Nas regiões Sul e Sudeste é onde se encontra mais práticas de redes
colaborativas, mais cases. A evolução se deu mais rápido da Região Sul para o resto do país. Um exemplo é a Vinícola Aurora no Rio Grande do Sul. Trata- se de uma grande rede cooperativa de famílias que produzem vinho, enquanto que no Nordeste ainda predominam as grandes fazendas de latifúndio.
Outro exemplo é a Agência de Promoção de Exportações e Investimentos
(APEX Brasil), do governo federal, que estimula a criação de consórcios de exportação entre 20, 30 empresários.
Também a Brokernet Brasil, em São Paulo, junta uma rede de indústrias e
uma rede de distribuidores para atender um mercado específico.
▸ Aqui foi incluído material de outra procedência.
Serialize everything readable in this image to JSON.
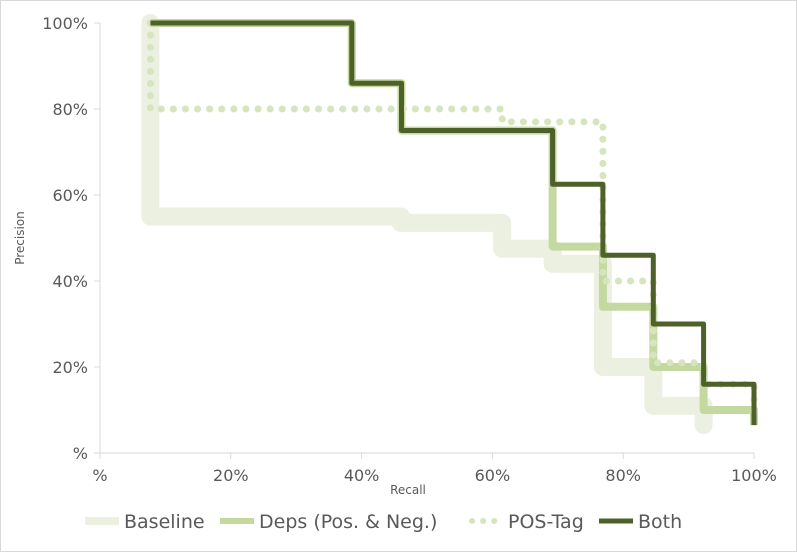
{
  "chart_data": {
    "type": "line",
    "subtype": "step precision-recall curve",
    "xlabel": "Recall",
    "ylabel": "Precision",
    "xlim": [
      0,
      100
    ],
    "ylim": [
      0,
      100
    ],
    "x_ticks": [
      "%",
      "20%",
      "40%",
      "60%",
      "80%",
      "100%"
    ],
    "y_ticks": [
      "%",
      "20%",
      "40%",
      "60%",
      "80%",
      "100%"
    ],
    "grid": false,
    "legend_position": "bottom",
    "series": [
      {
        "name": "Baseline",
        "color": "#ebf0e0",
        "style": "thick-solid",
        "points": [
          [
            7.7,
            100
          ],
          [
            7.7,
            55
          ],
          [
            46,
            55
          ],
          [
            46,
            53.5
          ],
          [
            61.5,
            53.5
          ],
          [
            61.5,
            47.5
          ],
          [
            69.2,
            47.5
          ],
          [
            69.2,
            44
          ],
          [
            76.9,
            44
          ],
          [
            76.9,
            20
          ],
          [
            84.6,
            20
          ],
          [
            84.6,
            11
          ],
          [
            92.3,
            11
          ],
          [
            92.3,
            6.5
          ]
        ]
      },
      {
        "name": "Deps (Pos. & Neg.)",
        "color": "#c4d9a0",
        "style": "solid",
        "points": [
          [
            7.7,
            100
          ],
          [
            38.5,
            100
          ],
          [
            38.5,
            86
          ],
          [
            46.1,
            86
          ],
          [
            46.1,
            75
          ],
          [
            69.2,
            75
          ],
          [
            69.2,
            48
          ],
          [
            76.9,
            48
          ],
          [
            76.9,
            34
          ],
          [
            84.6,
            34
          ],
          [
            84.6,
            20
          ],
          [
            92.3,
            20
          ],
          [
            92.3,
            10
          ],
          [
            100,
            10
          ],
          [
            100,
            6.5
          ]
        ]
      },
      {
        "name": "POS-Tag",
        "color": "#d6e5bd",
        "style": "dotted",
        "points": [
          [
            7.7,
            100
          ],
          [
            7.7,
            80
          ],
          [
            61.5,
            80
          ],
          [
            61.5,
            77
          ],
          [
            76.9,
            77
          ],
          [
            76.9,
            40
          ],
          [
            84.6,
            40
          ],
          [
            84.6,
            21
          ],
          [
            92.3,
            21
          ],
          [
            92.3,
            16
          ],
          [
            100,
            16
          ],
          [
            100,
            8
          ]
        ]
      },
      {
        "name": "Both",
        "color": "#4e6128",
        "style": "solid",
        "points": [
          [
            7.7,
            100
          ],
          [
            38.5,
            100
          ],
          [
            38.5,
            86
          ],
          [
            46.1,
            86
          ],
          [
            46.1,
            75
          ],
          [
            69.2,
            75
          ],
          [
            69.2,
            62.5
          ],
          [
            76.9,
            62.5
          ],
          [
            76.9,
            46
          ],
          [
            84.6,
            46
          ],
          [
            84.6,
            30
          ],
          [
            92.3,
            30
          ],
          [
            92.3,
            16
          ],
          [
            100,
            16
          ],
          [
            100,
            6.5
          ]
        ]
      }
    ]
  }
}
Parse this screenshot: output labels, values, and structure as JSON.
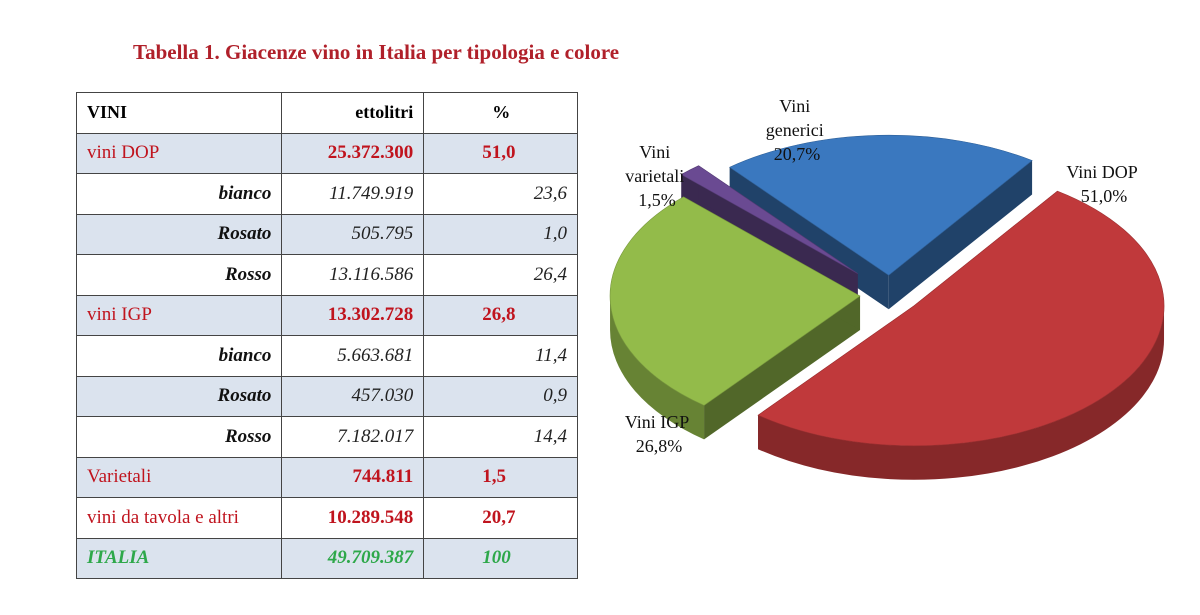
{
  "title": "Tabella 1. Giacenze vino in Italia per tipologia e colore",
  "table": {
    "headers": [
      "VINI",
      "ettolitri",
      "%"
    ],
    "rows": [
      {
        "label": "vini DOP",
        "value": "25.372.300",
        "pct": "51,0"
      },
      {
        "label": "bianco",
        "value": "11.749.919",
        "pct": "23,6"
      },
      {
        "label": "Rosato",
        "value": "505.795",
        "pct": "1,0"
      },
      {
        "label": "Rosso",
        "value": "13.116.586",
        "pct": "26,4"
      },
      {
        "label": "vini IGP",
        "value": "13.302.728",
        "pct": "26,8"
      },
      {
        "label": "bianco",
        "value": "5.663.681",
        "pct": "11,4"
      },
      {
        "label": "Rosato",
        "value": "457.030",
        "pct": "0,9"
      },
      {
        "label": "Rosso",
        "value": "7.182.017",
        "pct": "14,4"
      },
      {
        "label": "Varietali",
        "value": "744.811",
        "pct": "1,5"
      },
      {
        "label": "vini da tavola e altri",
        "value": "10.289.548",
        "pct": "20,7"
      },
      {
        "label": "ITALIA",
        "value": "49.709.387",
        "pct": "100"
      }
    ]
  },
  "pie": {
    "labels": [
      {
        "name_lines": [
          "Vini DOP"
        ],
        "pct": "51,0%"
      },
      {
        "name_lines": [
          "Vini IGP"
        ],
        "pct": "26,8%"
      },
      {
        "name_lines": [
          "Vini",
          "varietali"
        ],
        "pct": "1,5%"
      },
      {
        "name_lines": [
          "Vini",
          "generici"
        ],
        "pct": "20,7%"
      }
    ]
  },
  "chart_data": {
    "type": "pie",
    "categories": [
      "Vini DOP",
      "Vini IGP",
      "Vini varietali",
      "Vini generici"
    ],
    "values": [
      51.0,
      26.8,
      1.5,
      20.7
    ],
    "colors": [
      "#c0393b",
      "#93bb4a",
      "#6a4a92",
      "#3a78bf"
    ],
    "exploded": true
  }
}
É uma macro-rede colaborativa formada por cinco pequenas e médias indústrias.
No setor, hoje, existe a necessidade de uma forte otimização na parte de
logística, certo? Como isso é possível?
Através de investimentos em pessoas e em tecnologia. Os atacados e
distribuidores do Brasil fizeram fortes investimentos e automatização de processos, como automação da força de vendas. O setor investiu muito em tecnologia, é referência nesses modelos de distribuição. Houve o incentivo na formação de pessoas – universidades criadas especificamente para atender esse setor, com apoio de instituições como Sindiatacadistas e ABAD. E houve também, no Brasil, a colaboração entre os empresários (que são as redes colaborativas). O investimento em tecnologia foi muito forte, para atender a nova demanda. E essa nova tecnologia fez com que o atacado, em conjunto com seu cliente, o pequeno varejo, tivesse preços competitivos.
A integração entre a indústria e o atacadista é necessária. Como se dá essa
integração? O primeiro passo é criar um dicionário do setor, para cada um saber exatamente o que o outro faz. A segunda etapa é planejar em conjunto. Se o foco é determinada região, determinado consumidor e, definidas as categorias de produtos, como então desenvolver o trabalho juntos. A partir daí, o atacado, o distribuidor e a indústria começam a definir estratégias para atender melhor o pequeno varejista. É o que se chama de trade-marketing.